関連記事:認定看護師とは?認定看護師の種類と教育機関の一覧を詳しく解説
脳卒中看護認定看護師になるには?
脳卒中看護認定看護師を目指すには、臨床経験を積んだうえで教育課程を修了する必要があります。
- 脳卒中看護認定看護師になるまでの流れ
- 脳卒中看護認定看護師の教育機関一覧と研修内容
- 脳卒中看護認定看護師の試験内容と合格率
各段階の内容を事前に把握しておくことが重要です。それぞれのステップを詳しく確認していきましょう。
脳卒中看護認定看護師になるまでの流れ
脳卒中看護認定看護師になるには、受験資格の確認から認定登録まで5つのステップを踏む必要があります。
| 流れ | 内容 | ポイント |
| 1 | 受験資格の確認 | 看護師免許取得後5年以上の実務経験(うち3年以上は脳卒中看護分野) |
| 2 | 教育機関への出願と入学 | 教育機関の入学試験(筆記・小論文・面接)を受験 |
| 3 | 教育課程を修了 | 約1年間、特定行為研修を含む教育課程を修了 |
| 4 | 認定審査 | 日本看護協会が実施する筆記試験を受験 |
| 5 | 認定・更新 | 認定看護師として登録し、5年ごとに更新 |
まずは、自身の臨床経験が受験資格を満たしているか確認するところから始めましょう。
脳卒中看護認定看護師の教育機関一覧と研修内容
2026年4月時点で、脳卒中看護認定看護師(B課程)の教育機関は、熊本県の「熊本保健科学大学(定員数:7名)」のみです。開講の状況は年度によって変わるため、最新情報は日本看護協会の公式ホームページでご確認ください。
カリキュラムには、認定看護師の共通科目や、「脳卒中看護概論」「脳卒中の病態生理と診断および治療」などの専門科目、臨地実習があります。また、「栄養および水分管理に係る薬剤投与関連」「精神・神経症状に係る薬剤投与関連」といった特定行為も含まれます。
脳卒中看護認定看護師の試験内容と合格率
教育課程を修了した後、日本看護協会が実施する認定審査を受験します。
試験はマークシート方式(40問、150点満点)です。合格率は公表されていませんが、教育課程の内容を十分に理解していることが求められる可能性があります。
なお、2025年12月時点で教育機関は1校のみであり、入学試験の倍率が高いと予測されるため、教育機関への入学準備が資格取得の最初の関門といえます。

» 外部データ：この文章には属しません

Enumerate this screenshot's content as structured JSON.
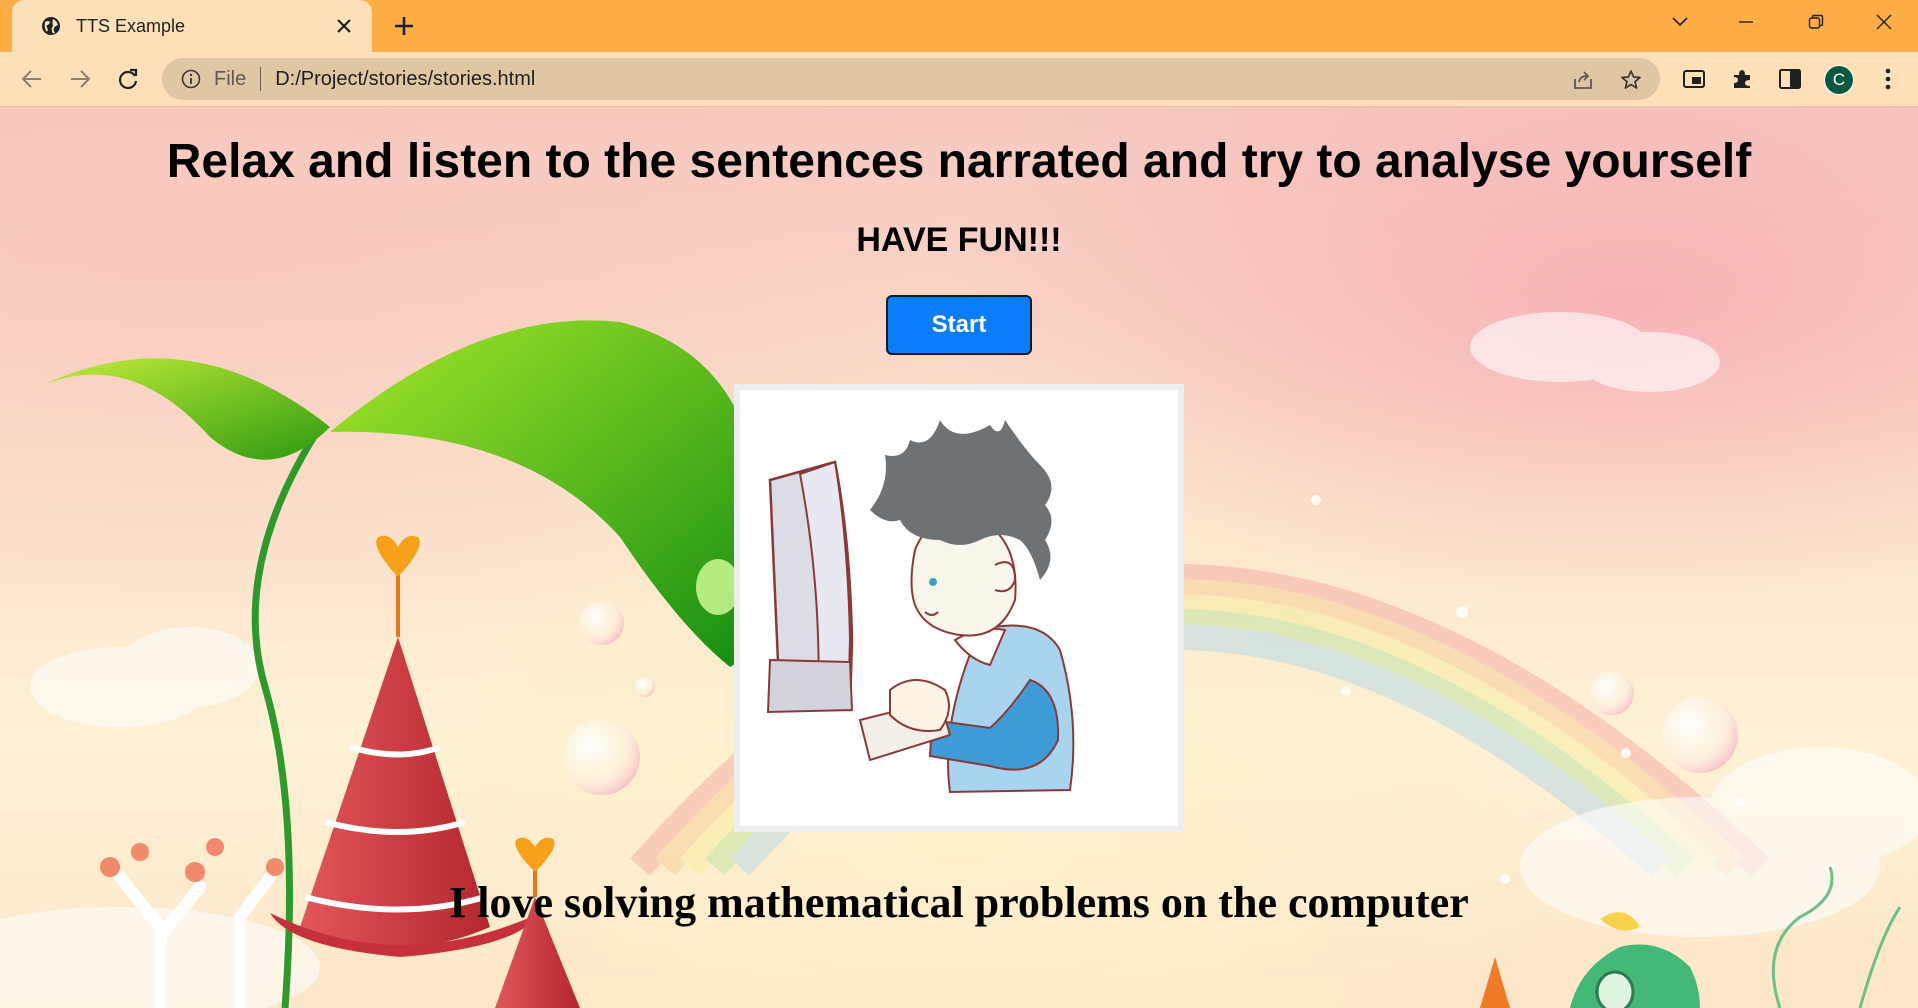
{
  "browser": {
    "tab_title": "TTS Example",
    "address_scheme": "File",
    "address_url": "D:/Project/stories/stories.html",
    "profile_initial": "C"
  },
  "page": {
    "headline": "Relax and listen to the sentences narrated and try to analyse yourself",
    "subheading": "HAVE FUN!!!",
    "start_label": "Start",
    "sentence": "I love solving mathematical problems on the computer"
  },
  "colors": {
    "tab_strip": "#ffad45",
    "toolbar": "#ffe0b8",
    "start_button": "#0b7dfa",
    "avatar": "#0b5940"
  }
}
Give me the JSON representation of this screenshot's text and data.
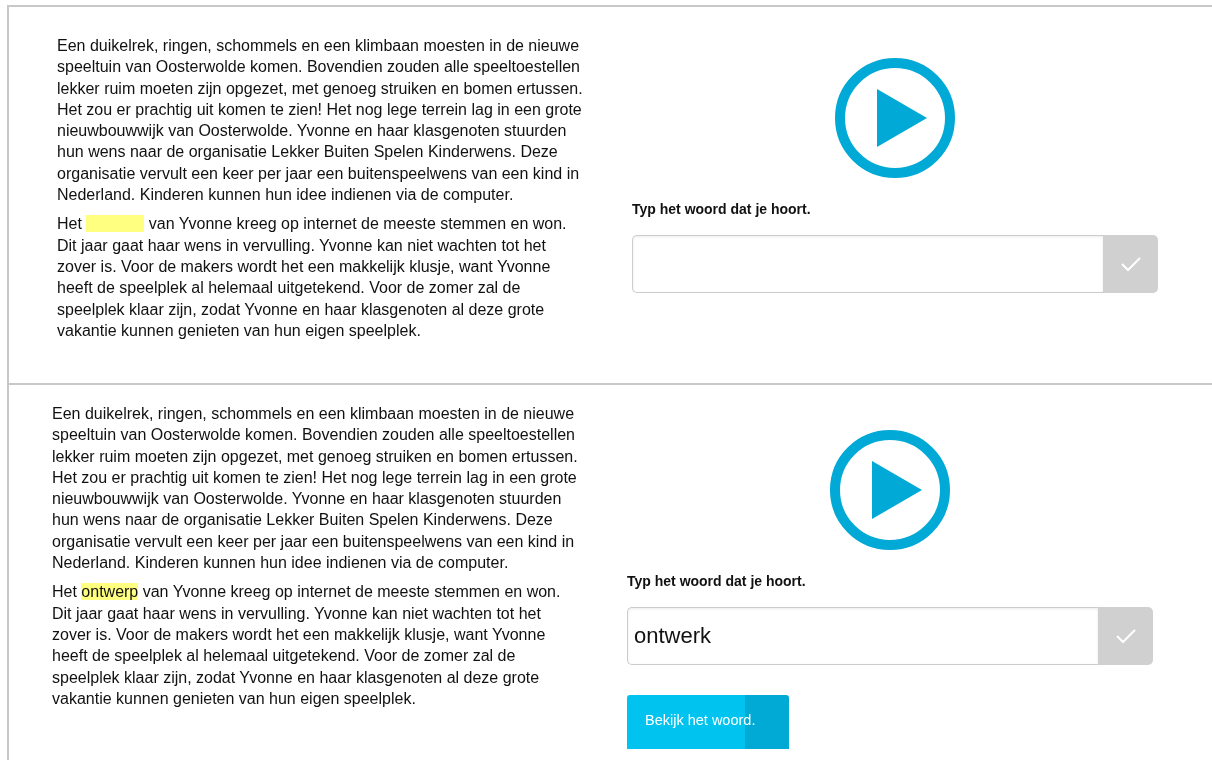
{
  "exercises": [
    {
      "paragraph_1": "Een duikelrek, ringen, schommels en een klimbaan moesten in de nieuwe speeltuin van Oosterwolde komen. Bovendien zouden alle speeltoestellen lekker ruim moeten zijn opgezet, met genoeg struiken en bomen ertussen. Het zou er prachtig uit komen te zien! Het nog lege terrein lag in een grote nieuwbouwwijk van Oosterwolde. Yvonne en haar klasgenoten stuurden hun wens naar de organisatie Lekker Buiten Spelen Kinderwens. Deze organisatie vervult een keer per jaar een buitenspeelwens van een kind in Nederland. Kinderen kunnen hun idee indienen via de computer.",
      "paragraph_2": {
        "before": "Het",
        "gap": {
          "revealed": false
        },
        "after": "van Yvonne kreeg op internet de meeste stemmen en won. Dit jaar gaat haar wens in vervulling. Yvonne kan niet wachten tot het zover is. Voor de makers wordt het een makkelijk klusje, want Yvonne heeft de speelplek al helemaal uitgetekend. Voor de zomer zal de speelplek klaar zijn, zodat Yvonne en haar klasgenoten al deze grote vakantie kunnen genieten van hun eigen speelplek."
      },
      "prompt": "Typ het woord dat je hoort."
    },
    {
      "paragraph_1": "Een duikelrek, ringen, schommels en een klimbaan moesten in de nieuwe speeltuin van Oosterwolde komen. Bovendien zouden alle speeltoestellen lekker ruim moeten zijn opgezet, met genoeg struiken en bomen ertussen. Het zou er prachtig uit komen te zien! Het nog lege terrein lag in een grote nieuwbouwwijk van Oosterwolde. Yvonne en haar klasgenoten stuurden hun wens naar de organisatie Lekker Buiten Spelen Kinderwens. Deze organisatie vervult een keer per jaar een buitenspeelwens van een kind in Nederland. Kinderen kunnen hun idee indienen via de computer.",
      "paragraph_2": {
        "before": "Het",
        "gap": {
          "revealed": true,
          "word": "ontwerp"
        },
        "after": "van Yvonne kreeg op internet de meeste stemmen en won. Dit jaar gaat haar wens in vervulling. Yvonne kan niet wachten tot het zover is. Voor de makers wordt het een makkelijk klusje, want Yvonne heeft de speelplek al helemaal uitgetekend. Voor de zomer zal de speelplek klaar zijn, zodat Yvonne en haar klasgenoten al deze grote vakantie kunnen genieten van hun eigen speelplek."
      },
      "prompt": "Typ het woord dat je hoort.",
      "answer": "ontwerk",
      "show_button": "Bekijk het woord."
    }
  ]
}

関連記事:認定看護師になるには?条件や取得までの流れ、資格取得によるメリットも解説
脳卒中看護認定看護師になるために必要な費用と期間の目安
B課程になり、特定行為研修が加わったことで、必要な時間や学費が変わっています。あらかじめコストと期間を把握して、無理のない計画を立てましょう。
必要な学費
学費の総額は130万円程度が目安で、その内訳は次のとおりです。
| 費用の種類 | 目安 |
| 入学検定料 | 5万円 |
| 入学金 | 5万円 |
| 授業料 | 120万円 |
| 委託徴収金 | 5,470円 |
| 認定審査料 | 5万1,700円 |
| 合計 | 135万7,170円 |
費用負担を軽減するために、勤務先の資格取得の支援制度や日本看護協会の奨学金、厚生労働省の教育訓練給付制度を事前に確認しておくことをおすすめします。
必要な期間
教育機関での受講期間は、4月に入学式があり、翌年3月に修了式があるまでの約1年間です。入学試験の準備から認定審査の合格までを含めると、資格取得まで約2年を見込んでおくと良いでしょう。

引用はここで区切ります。